Hi, I'm Sasha! I'm an undergraduate student at McMaster University majoring in computer science with a minor in statistics, and currently applying for MSc and PhD programs. I've been involved with research for over two years now, starting in the MTHI Group with Swati Mishra, briefly in the METRE Lab with Jonathan Cannon, and now at the Vector Institute with Kelsey Allen. Outside of research, I love reading philosophy and literature, camping and hiking, and photography :)
I am interested in understanding the idiosyncrasies of biological intelligence, and using machine intelligence as a tool for making these pecularities clearer.
How do humans learn and generalize so quickly from such small amounts of data, such as recognizing a giraffe after seeing just one photo?
Can sufficiently intelligent machines develop and participant in complex social constructs, such as countries or ant colonies?
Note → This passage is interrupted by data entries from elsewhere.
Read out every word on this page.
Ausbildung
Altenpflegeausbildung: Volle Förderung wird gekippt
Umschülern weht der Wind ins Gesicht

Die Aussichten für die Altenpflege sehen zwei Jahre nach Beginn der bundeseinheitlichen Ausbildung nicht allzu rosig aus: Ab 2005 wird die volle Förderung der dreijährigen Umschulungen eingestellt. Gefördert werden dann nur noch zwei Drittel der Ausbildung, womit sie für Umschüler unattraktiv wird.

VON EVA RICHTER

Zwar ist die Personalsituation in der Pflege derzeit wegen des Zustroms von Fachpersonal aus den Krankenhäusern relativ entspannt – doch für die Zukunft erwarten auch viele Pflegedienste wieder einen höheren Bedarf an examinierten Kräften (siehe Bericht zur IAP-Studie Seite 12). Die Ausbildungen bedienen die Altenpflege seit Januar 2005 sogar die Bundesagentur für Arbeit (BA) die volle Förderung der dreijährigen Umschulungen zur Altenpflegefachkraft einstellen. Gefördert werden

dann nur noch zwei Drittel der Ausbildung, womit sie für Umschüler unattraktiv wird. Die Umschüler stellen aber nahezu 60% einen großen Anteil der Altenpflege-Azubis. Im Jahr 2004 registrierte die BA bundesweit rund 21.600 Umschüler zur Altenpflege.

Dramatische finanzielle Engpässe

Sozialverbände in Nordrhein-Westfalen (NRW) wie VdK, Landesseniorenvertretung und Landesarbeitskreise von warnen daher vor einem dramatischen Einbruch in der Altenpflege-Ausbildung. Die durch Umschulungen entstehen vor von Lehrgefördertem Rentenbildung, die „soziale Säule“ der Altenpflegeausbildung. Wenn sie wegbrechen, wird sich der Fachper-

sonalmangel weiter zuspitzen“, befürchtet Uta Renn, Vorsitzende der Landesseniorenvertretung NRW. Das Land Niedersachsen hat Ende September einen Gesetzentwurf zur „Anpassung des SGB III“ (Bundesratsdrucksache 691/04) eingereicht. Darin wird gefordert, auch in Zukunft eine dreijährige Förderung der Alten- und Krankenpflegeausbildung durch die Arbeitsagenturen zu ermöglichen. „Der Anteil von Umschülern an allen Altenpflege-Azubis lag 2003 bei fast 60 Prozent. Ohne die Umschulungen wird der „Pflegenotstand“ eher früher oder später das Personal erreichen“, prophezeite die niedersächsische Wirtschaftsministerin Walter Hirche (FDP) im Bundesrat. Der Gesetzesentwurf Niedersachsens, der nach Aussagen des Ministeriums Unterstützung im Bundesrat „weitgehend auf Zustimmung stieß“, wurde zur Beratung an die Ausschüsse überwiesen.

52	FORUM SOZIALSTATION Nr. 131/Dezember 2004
Can all forms of intelligence create their own culture? Is all of it as meaningful
as ours?
Within this huge problem space, I'm excited to explore cognition in humans and machines through empirical studies—particularly those involving human-AI interactions—and to use computational models to draw inferences about different social phenomena. I'm especially interested in using fun, intuitive environments (e.g., puzzle-solving games) as a microcosm for studying cognition within controllable lab settings. I'm similarly passionate to apply this work by building tools that support—rather than automate—human thinking and aligning human values with the future of machine intelligence. I'm also interested in combining computational approaches in neuroscience with cognitive science work to build a more holistic appreciation of human intelligence.
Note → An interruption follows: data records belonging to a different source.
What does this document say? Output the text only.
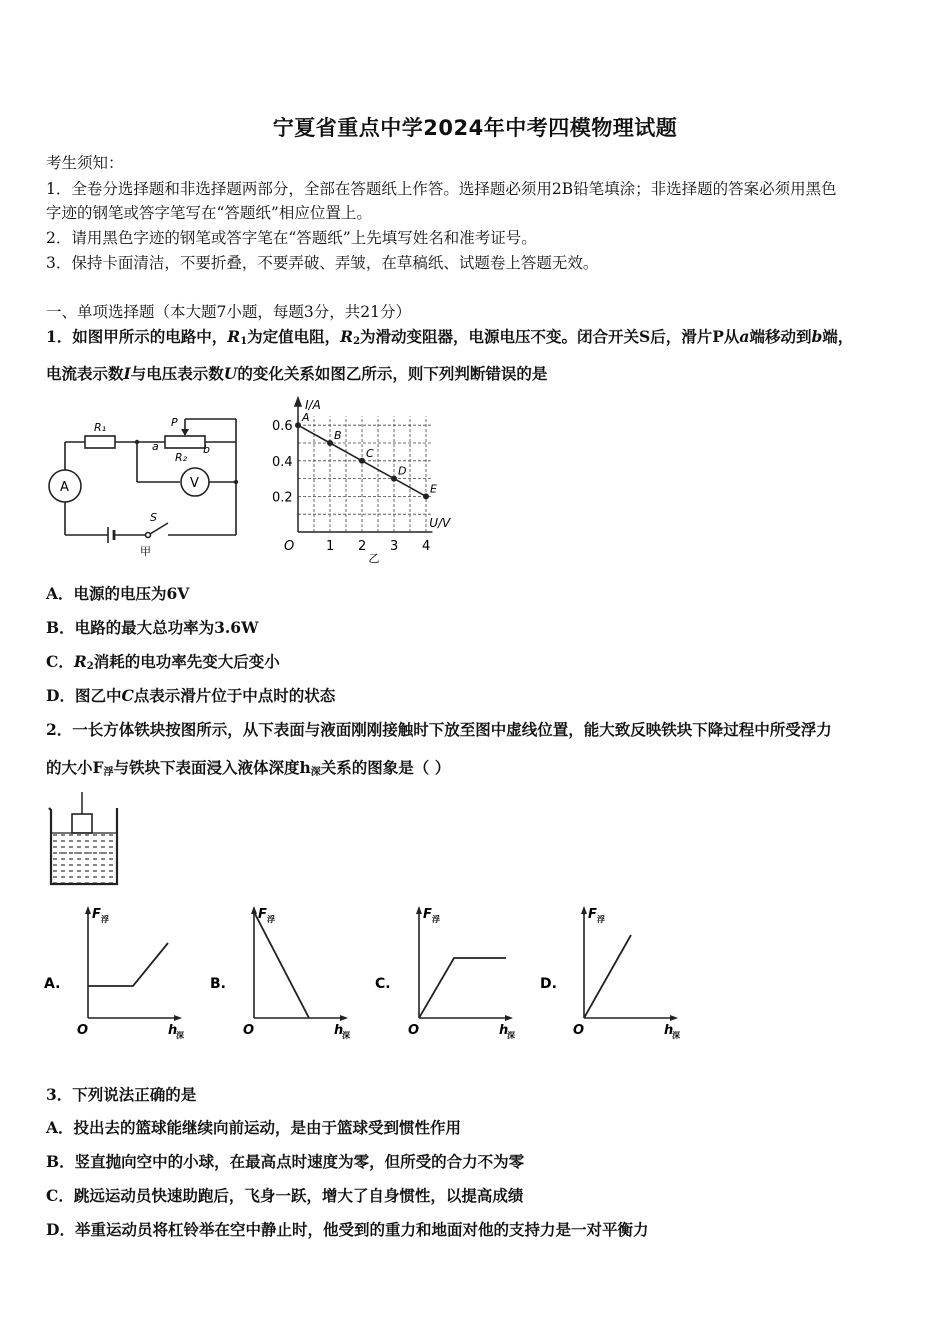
宁夏省重点中学2024年中考四模物理试题
考生须知：
1．全卷分选择题和非选择题两部分，全部在答题纸上作答。选择题必须用2B铅笔填涂；非选择题的答案必须用黑色
字迹的钢笔或答字笔写在“答题纸”相应位置上。
2．请用黑色字迹的钢笔或答字笔在“答题纸”上先填写姓名和准考证号。
3．保持卡面清洁，不要折叠，不要弄破、弄皱，在草稿纸、试题卷上答题无效。
一、单项选择题（本大题7小题，每题3分，共21分）
1．如图甲所示的电路中，$R_1$为定值电阻，$R_2$为滑动变阻器，电源电压不变。闭合开关S后，滑片P从a端移动到b端，
电流表示数I与电压表示数U的变化关系如图乙所示，则下列判断错误的是
R₁
R₂
P
a	b
A	V
S
甲
A
B
C
D
E
1 2 3 4
0.2
0.4
0.6
I/A
U/V
O
乙
A．电源的电压为6V
B．电路的最大总功率为3.6W
C．$R_2$消耗的电功率先变大后变小
D．图乙中C点表示滑片位于中点时的状态
2．一长方体铁块按图所示，从下表面与液面刚刚接触时下放至图中虚线位置，能大致反映铁块下降过程中所受浮力
的大小$F_浮$与铁块下表面浸入液体深度$h_深$关系的图象是（ ）
A.
F 浮
h
深
O
B.
F 浮
h
深
O
C.
F 浮
h
深
O
D.
F 浮
h
深
O
3．下列说法正确的是
A．投出去的篮球能继续向前运动，是由于篮球受到惯性作用
B．竖直抛向空中的小球，在最高点时速度为零，但所受的合力不为零
C．跳远运动员快速助跑后，飞身一跃，增大了自身惯性，以提高成绩
D．举重运动员将杠铃举在空中静止时，他受到的重力和地面对他的支持力是一对平衡力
Right now, I am continuing to lead research development with my amazing group—Kelsey Allen (UBC), Katie Collins (MIT), Kerem Oktar (Meta FAIR), and Ilia Sucholutsky (NYU)—by examining game archetypes that involve different types of reasoning to build on our existing work.
Under the Influence: Quantifying Persuasion and Vigilance in Large Language Models
Sasha Robinson, Kerem Oktar, Katherine M. Collins, Ilia Sucholutsky, Kelsey R. Allen
We quantify how large language models (LLMs) exhibit vigilant and persuasive behaviors in paired puzzle-solving tasks with mixed-motive advisors using Sokoban, a spatial reasoning game. We find that each model exhibits vastly different social reasoning capabilities (e.g., GPT-5 and Grok 4 have similar puzzle-solving skills, yet diametric vigilance skills), and that, generally, unassisted performance, vigilance, and persuasion are dissociable cognitive facets.
StoryBlocks: Towards AI-Assisted Narrative Design for Data-Driven Storytelling
Yaning (Jason) Xu, Sasha Robinson, Pranav Kalsi, Swati Mishra
Combining methods from HCI, cognitive science, and narrative theory, we build StoryBlocks, an interface for supporting data-driven storytelling. Our system decomposes data-driven narratives into fundamental components (represented as blocks) and uses several mechanisms to decrease cognitive load, such as a multi-agentic architecture for data exploration and a non-linear environment for narrativization. Through user studies, we find that StoryBlocks supports hierarchical planning, reduces bias, and accelerates story creation, while retaining creative control in the hands of writers.